Sergio Perez was the obvious candidate to deprive him of his fifth podium. The Mexican was on arguably the race’s best strategy, starting on the hard compound and running deep, until lap 36, before switching to the more delicate medium.

He was in the lead when he made his stop and should have jumped Sainz for third, but his tyre change was slow, and instead he dropped to fourth. Christian Horner insisted afterwards it wasn’t due to the technical directive that reduces the level of automation his team had perfected in recent seasons and instead down to the rear axle rotating during the change.

He eventually fought his way back to third place with a handy tyre offset, but he and the team decided to stay out during the rain until lap 50, splitting with the early-stopping Verstappen. It was too late for the conditions, and he finished ninth, promoting Sainz back into third.

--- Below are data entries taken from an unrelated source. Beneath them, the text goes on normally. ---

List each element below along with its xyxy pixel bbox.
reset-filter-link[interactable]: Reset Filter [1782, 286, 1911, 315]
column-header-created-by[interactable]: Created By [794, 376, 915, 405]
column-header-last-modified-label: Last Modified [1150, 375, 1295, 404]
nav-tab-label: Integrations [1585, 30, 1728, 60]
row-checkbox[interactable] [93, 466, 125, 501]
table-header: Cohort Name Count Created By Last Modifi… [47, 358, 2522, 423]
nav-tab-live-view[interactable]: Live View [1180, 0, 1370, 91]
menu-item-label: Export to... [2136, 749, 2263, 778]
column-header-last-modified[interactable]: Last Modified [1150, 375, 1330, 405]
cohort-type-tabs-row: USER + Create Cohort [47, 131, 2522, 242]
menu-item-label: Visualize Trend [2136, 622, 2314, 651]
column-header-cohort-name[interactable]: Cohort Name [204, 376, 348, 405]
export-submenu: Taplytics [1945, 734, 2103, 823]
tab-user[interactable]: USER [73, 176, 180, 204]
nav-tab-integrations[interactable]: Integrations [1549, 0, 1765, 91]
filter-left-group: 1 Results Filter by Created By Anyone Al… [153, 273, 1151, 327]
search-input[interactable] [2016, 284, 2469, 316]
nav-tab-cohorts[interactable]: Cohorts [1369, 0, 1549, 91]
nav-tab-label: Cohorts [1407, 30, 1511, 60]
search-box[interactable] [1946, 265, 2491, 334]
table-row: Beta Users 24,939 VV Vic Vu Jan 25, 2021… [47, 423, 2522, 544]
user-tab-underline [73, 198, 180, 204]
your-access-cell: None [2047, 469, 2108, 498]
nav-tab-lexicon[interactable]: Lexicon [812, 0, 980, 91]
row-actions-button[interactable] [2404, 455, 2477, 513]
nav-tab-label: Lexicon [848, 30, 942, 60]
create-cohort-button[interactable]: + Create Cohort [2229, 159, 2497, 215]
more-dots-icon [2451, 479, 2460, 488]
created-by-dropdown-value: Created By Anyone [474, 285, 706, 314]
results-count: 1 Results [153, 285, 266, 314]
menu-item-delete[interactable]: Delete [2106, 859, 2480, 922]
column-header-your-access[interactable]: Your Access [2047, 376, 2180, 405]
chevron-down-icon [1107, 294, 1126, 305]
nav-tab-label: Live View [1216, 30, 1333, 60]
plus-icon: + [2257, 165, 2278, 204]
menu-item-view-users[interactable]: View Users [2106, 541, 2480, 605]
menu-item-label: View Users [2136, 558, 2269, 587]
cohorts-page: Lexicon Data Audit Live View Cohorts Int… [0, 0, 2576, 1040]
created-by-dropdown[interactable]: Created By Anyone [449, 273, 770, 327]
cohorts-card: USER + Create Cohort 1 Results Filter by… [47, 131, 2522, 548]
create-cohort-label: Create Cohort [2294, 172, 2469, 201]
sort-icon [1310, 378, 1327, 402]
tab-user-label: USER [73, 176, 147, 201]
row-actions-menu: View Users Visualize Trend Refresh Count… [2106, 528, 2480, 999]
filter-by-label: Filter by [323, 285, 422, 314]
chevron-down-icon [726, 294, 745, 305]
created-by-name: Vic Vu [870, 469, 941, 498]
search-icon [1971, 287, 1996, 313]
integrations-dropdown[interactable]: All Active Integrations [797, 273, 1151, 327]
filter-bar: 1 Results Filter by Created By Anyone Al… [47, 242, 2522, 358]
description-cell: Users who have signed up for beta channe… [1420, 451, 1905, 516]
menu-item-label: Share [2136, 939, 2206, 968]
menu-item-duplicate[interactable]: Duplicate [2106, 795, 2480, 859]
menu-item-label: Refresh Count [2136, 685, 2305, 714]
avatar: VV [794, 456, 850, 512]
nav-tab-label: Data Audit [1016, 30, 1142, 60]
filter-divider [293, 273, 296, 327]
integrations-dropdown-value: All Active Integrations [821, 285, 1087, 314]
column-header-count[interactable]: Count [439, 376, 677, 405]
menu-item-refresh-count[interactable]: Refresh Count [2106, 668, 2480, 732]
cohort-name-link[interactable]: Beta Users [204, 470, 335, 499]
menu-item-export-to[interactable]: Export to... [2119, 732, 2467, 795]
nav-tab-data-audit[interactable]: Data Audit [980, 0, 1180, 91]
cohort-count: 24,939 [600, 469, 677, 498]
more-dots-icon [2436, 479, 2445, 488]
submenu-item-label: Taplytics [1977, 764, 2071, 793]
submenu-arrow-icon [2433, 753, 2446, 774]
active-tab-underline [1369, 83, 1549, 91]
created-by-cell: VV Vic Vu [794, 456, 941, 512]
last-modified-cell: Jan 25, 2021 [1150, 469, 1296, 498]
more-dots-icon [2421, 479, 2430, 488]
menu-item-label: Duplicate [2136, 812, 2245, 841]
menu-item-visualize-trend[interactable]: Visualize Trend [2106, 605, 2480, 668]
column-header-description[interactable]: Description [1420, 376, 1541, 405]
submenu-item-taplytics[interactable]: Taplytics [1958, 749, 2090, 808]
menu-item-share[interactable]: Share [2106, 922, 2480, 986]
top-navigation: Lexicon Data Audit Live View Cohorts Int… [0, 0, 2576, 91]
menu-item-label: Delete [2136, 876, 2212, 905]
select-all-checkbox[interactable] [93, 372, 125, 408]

Daniel Ricciardo had podium potential too, but the Australian has his push cruelled by a slow stop when pitting for the hard tyre from second place. Though off the pace of Norris in the lead, he was able to keep Hamilton at bay in the first stint, but the tardy tyre change dropped him into the midfield. By the time he recovered, Hamilton made his first stop and rejoined the race less than three seconds ahead.

With a quicker stop, Ricciardo would have been second battling Hamilton when the rain arrived, and it would have been interesting to see how McLaren would have dealt with the weather and the podium battle with both cars in contention.